- Born: 31 May 1984 (age 42) London, United Kingdom
- Other name: Sukhjeet Ojla
- Education: Court Theatre Training Company
- Occupations: stand-up comedian, actress, novelist, playwright
- Years active: 2011–present
- Website: sukhojla.com

= Sukh Ojla =

British stand-up comedian

Sukhjeet Kaur "Sukh" Ojla (/'sUk 'Qdjla:/; born 31 May 1984) is an English stand-up comedian, novelist, playwright and comedy writer.

==Early life==

Ojla is from a working-class British Punjabi Sikh family. After school, she attended drama school at the Court Theatre Training Company.

==Career==

Ojla has acted in Black Mirror ("White Christmas"), Hospital People, EastEnders, GameFace, The End of the F***ing World and the film Victoria and Abdul.
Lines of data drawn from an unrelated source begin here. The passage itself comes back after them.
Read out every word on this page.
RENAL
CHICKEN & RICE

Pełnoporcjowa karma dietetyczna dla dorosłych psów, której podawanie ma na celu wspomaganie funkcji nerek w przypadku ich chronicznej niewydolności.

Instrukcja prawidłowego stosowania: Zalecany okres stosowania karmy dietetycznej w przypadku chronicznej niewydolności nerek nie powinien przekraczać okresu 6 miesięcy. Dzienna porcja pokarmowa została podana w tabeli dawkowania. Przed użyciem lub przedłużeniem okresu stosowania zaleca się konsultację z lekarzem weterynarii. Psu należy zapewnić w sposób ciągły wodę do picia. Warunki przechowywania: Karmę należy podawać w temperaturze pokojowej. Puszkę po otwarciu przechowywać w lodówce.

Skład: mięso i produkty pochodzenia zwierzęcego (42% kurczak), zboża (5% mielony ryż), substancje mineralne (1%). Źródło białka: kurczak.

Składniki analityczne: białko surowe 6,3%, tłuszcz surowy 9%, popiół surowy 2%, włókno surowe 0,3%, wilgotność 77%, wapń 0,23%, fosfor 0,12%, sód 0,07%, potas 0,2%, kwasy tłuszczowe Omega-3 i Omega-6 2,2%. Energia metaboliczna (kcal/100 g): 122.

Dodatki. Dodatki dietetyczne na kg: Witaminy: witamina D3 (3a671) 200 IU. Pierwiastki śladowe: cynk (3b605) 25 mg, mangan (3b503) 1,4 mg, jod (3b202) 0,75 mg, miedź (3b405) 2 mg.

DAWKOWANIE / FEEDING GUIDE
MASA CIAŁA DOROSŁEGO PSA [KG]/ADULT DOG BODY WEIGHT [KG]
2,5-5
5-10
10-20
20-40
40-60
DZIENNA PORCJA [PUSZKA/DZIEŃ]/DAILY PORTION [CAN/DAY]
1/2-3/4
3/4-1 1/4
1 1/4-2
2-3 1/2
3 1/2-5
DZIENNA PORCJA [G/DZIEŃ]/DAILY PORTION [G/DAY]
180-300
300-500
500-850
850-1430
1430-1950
Her stage work has included Gurpreet Kaur Bhatti's Elephant (Birmingham Repertory Theatre) and Tamsin Oglesby's Future Conditional (The Old Vic).

Ojla began to perform stand-up comedy in 2016. She has appeared on The Big Asian Stand-Up and Mock the Week.

Ojla wrote and starred in the play Pyar Actually in 2017.

Ojla published her first novel, Sunny, in 2021.